I flew Lao Airlines Economy class on my recent return-visit to Laos and my experience was much better than on their predecessor Lao Aviation many years ago! If you are planning a trip to Laos, and you should, you might end up on one of their flights, so read on, what to expect from Lao’s national airline! They offer flights between Bangkok, Siem Reap, Vientianne, Luang Prabang and Chiang Mai, making it easy to combine some of these great destinations into one trip!
Predeparture: You can now book Lao Airlines online through their own web site or several online travel agents, making it much easier to select one of their flights. Their flight prices seem to be very much standardized, with little changes based on dates, times or time to departure.
Lao Air allows for a generous amount of luggage in Economy Class, including 20kg of checked baggage, a carry on of up to 7kg and a personal item – that’s better than most carriers these days!
LaoAir does not allow online check in, but the airports in Laos are all pretty small, easy and quick to navigate, so it’ll still be quick and painless. Despite my anxiety about the eticket, I was checked in quickly and without issues – and then had to wait for a while in the small terminal with nothing to do… the flight was somewhat on time – in Laos time is not really a prime concern and nobody is in a rush. It was a big change from my previous experience that there was a schedule and the departure time on the ticket, boarding pass, schedule board and at the gate were all the same!
Flight Experience Airbus A320: The service on Lao Airlines was just as friendly as in the rest of the country. The flight attendants got everybody into their seats and went through the safety briefing.
The A320 is configured similar to other full-service carriers, with a business class up front and an economy class configuration of 3-3 seats. While I couldn’t find seat pitch information, the legroom was generous and the number of seats on the plane suggests a 32 in pitch – which is more than most carriers in Asia these days. The seats are covered in bright green (p)leather, not my choice of colors, but clean and well maintained.
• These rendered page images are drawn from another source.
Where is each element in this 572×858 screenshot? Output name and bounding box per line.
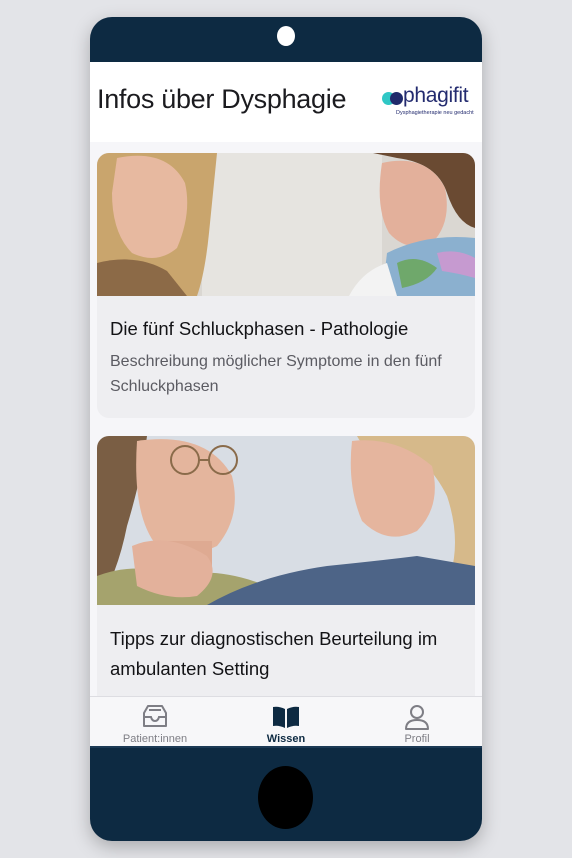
tab-label: Patient:innen [122,733,188,745]
tab-profil[interactable]: Profil [352,697,482,746]
article-card[interactable]: Tipps zur diagnostischen Beurteilung im … [97,436,475,726]
bottom-tab-bar: Patient:innen Wissen Profil [90,696,482,746]
tab-label: Profil [404,733,430,745]
page-title: Infos über Dysphagie [97,84,347,114]
front-camera [277,26,295,46]
logo-tagline: Dysphagietherapie neu gedacht [396,110,474,116]
card-title: Tipps zur diagnostischen Beurteilung im … [110,628,438,679]
device-frame: Infos über Dysphagie phagifit Dysphagiet… [90,17,482,841]
card-photo-two-therapists [97,153,475,296]
inbox-tray-icon [143,705,167,727]
home-button[interactable] [258,766,313,829]
tab-patients[interactable]: Patient:innen [90,697,220,746]
card-photo-neck-examination [97,436,475,605]
logo-wordmark: phagifit [403,84,469,107]
page-header: Infos über Dysphagie phagifit Dysphagiet… [90,62,482,142]
person-icon [405,705,429,730]
card-title: Die fünf Schluckphasen - Pathologie [110,318,409,339]
tab-label: Wissen [266,733,306,745]
logo-mark-icon [382,91,404,105]
app-screen: Infos über Dysphagie phagifit Dysphagiet… [90,62,482,746]
screen-divider [90,746,482,748]
tab-wissen[interactable]: Wissen [221,697,351,746]
open-book-icon [273,706,299,728]
article-card[interactable]: Die fünf Schluckphasen - Pathologie Besc… [97,153,475,418]
phagifit-logo: phagifit Dysphagietherapie neu gedacht [380,84,482,118]
card-description: Beschreibung möglicher Symptome in den f… [110,353,442,395]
The seats were overall comfortable and I’d consider it a step up from AirAsia or other low-cost carriers. This was another big improvement about my experience on the Chinese-made plane from yester-yester-year on my last trip!
The seats even had a personal TV screen in the headrest of the seat in front and a USB port to charge your electronics, but there was no program shown on my domestic flight and the equipment was not working.
With a flight time of under 45 minutes, there wasn’t a whole lot of service or entertainment I expected.
Conclusion: Lao Airline’s economy class is a pleasant flight experience and, based on the luggage allowance and onboard product, a step up from AirAsia and competitive with other regional, full service carriers. After my previous experience, the fact that it was “just another flight” and the plane almost indistinguishable from other full-service carriers (save for the bright green seats), was a big improvement and I would not hesitate to fly them again on a domestic flight within Laos, especially on the A320. While Lao Air’s safety record is still spotty (read Lao Airlines Facts & Figures), they are a much safer bet than a bus or boat for a cross-country trip.
It will be interesting to see how the prices for Lao Airlines develop, with more competition on international routes from AirAsia and Singapore Airlines. I’d be willing to pay a small premium over AirAsia, but the difference in experience is small. I’d prefer Thai Airways or Singapore over Lao Air, based on the experience and safety record, and would pay an equally small price premium.